A Google Sheets template for designing A/B tests. It helps you structure an experiment before launch — from writing the hypothesis to calculating how long the test should run.

What’s inside
Experiment description — a hypothesis written in the format: «If [product change], then [target metric] will change by [expected result], because [research data].» This section also captures the target metric and the experiment start date.
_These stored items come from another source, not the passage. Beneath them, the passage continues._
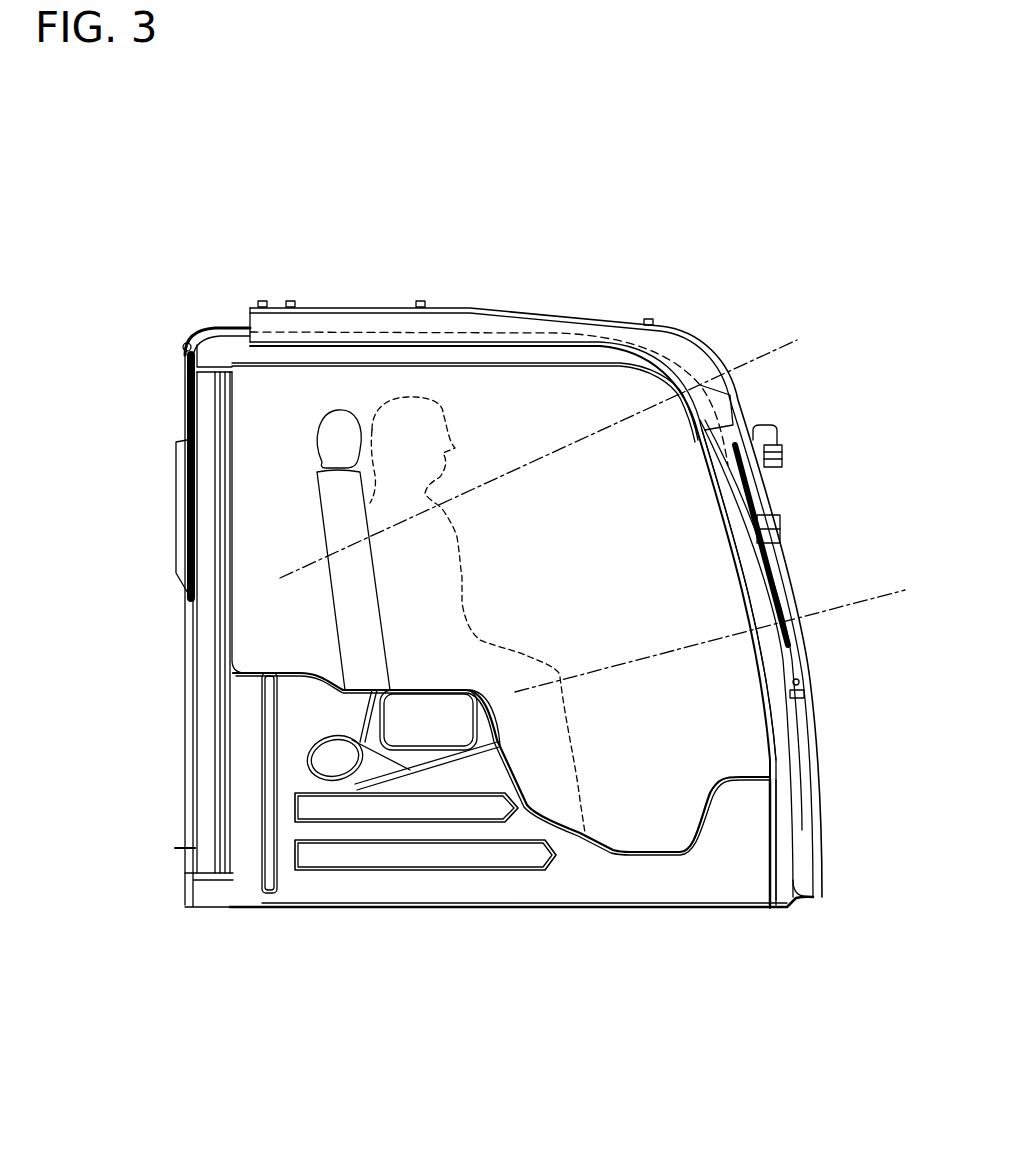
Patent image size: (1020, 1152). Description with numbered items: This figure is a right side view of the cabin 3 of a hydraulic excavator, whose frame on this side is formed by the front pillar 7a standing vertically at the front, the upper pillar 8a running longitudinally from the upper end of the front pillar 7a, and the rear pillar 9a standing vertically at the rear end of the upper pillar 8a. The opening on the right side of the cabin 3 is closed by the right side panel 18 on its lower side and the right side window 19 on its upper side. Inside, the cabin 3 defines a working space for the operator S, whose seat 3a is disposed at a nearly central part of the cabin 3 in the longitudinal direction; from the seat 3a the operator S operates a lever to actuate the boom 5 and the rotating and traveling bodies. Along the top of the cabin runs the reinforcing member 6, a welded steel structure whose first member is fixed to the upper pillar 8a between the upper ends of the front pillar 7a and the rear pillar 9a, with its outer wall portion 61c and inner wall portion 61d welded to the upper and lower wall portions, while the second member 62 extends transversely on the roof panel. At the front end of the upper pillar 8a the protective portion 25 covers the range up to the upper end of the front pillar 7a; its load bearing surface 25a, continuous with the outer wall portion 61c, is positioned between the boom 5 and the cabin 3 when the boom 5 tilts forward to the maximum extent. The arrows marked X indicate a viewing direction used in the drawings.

The cabin 3 is at (436, 230).
The seat 3a is at (320, 515).
The boom 5 is at (797, 342).
The reinforcing member 6 is at (325, 304).
The outer wall portion 61c is at (478, 312).
The inner wall portion 61d is at (610, 322).
The second member 62 is at (403, 330).
The protective portion 25 is at (709, 343).
The load bearing surface 25a is at (718, 394).
The right side window 19 is at (697, 545).
The front pillar 7a is at (783, 805).
The upper pillar 8a is at (255, 353).
The rear pillar 9a is at (205, 762).
The right side panel 18 is at (516, 885).
The operator S is at (465, 577).
The direction indicator X is at (578, 310).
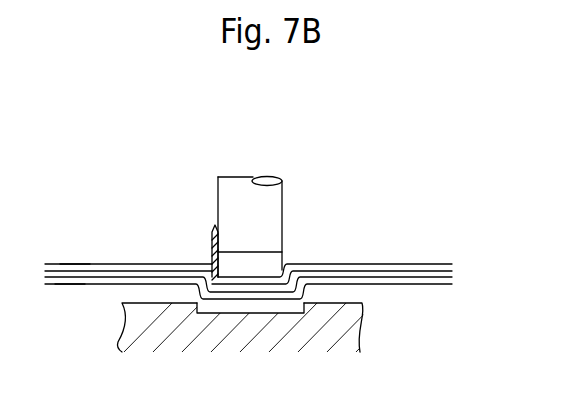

Baseline values — the parameters used for calculations:
- Monthly visitors and conversions
- Traffic share for each variant (50% by default)
- Baseline Rate
- Confidence Level (1−α) — 95% by default
- Statistical Power (1−β) — 80% by default
Duration calculation — the spreadsheet automatically calculates results for different MDE levels ranging from 5% to 30%. MDE (Minimum Detectable Effect) is the smallest effect size the experiment is capable of detecting. For example, an MDE of 10% at a baseline conversion rate of 10% means the test will detect a shift in conversion up to 11% (an absolute lift of 1%), but will miss smaller changes. The spreadsheet calculates:
- Lift in Conversion
- Target Value
- Required Sample Size
- Duration in days and weeks
- Experiment end date
The smaller the effect you want to detect, the longer the test needs to run. For example, with a baseline conversion rate of 10% and 10,000 monthly visitors: detecting a 5% MDE will take ~692 days, while a 20% MDE requires just ~46 days.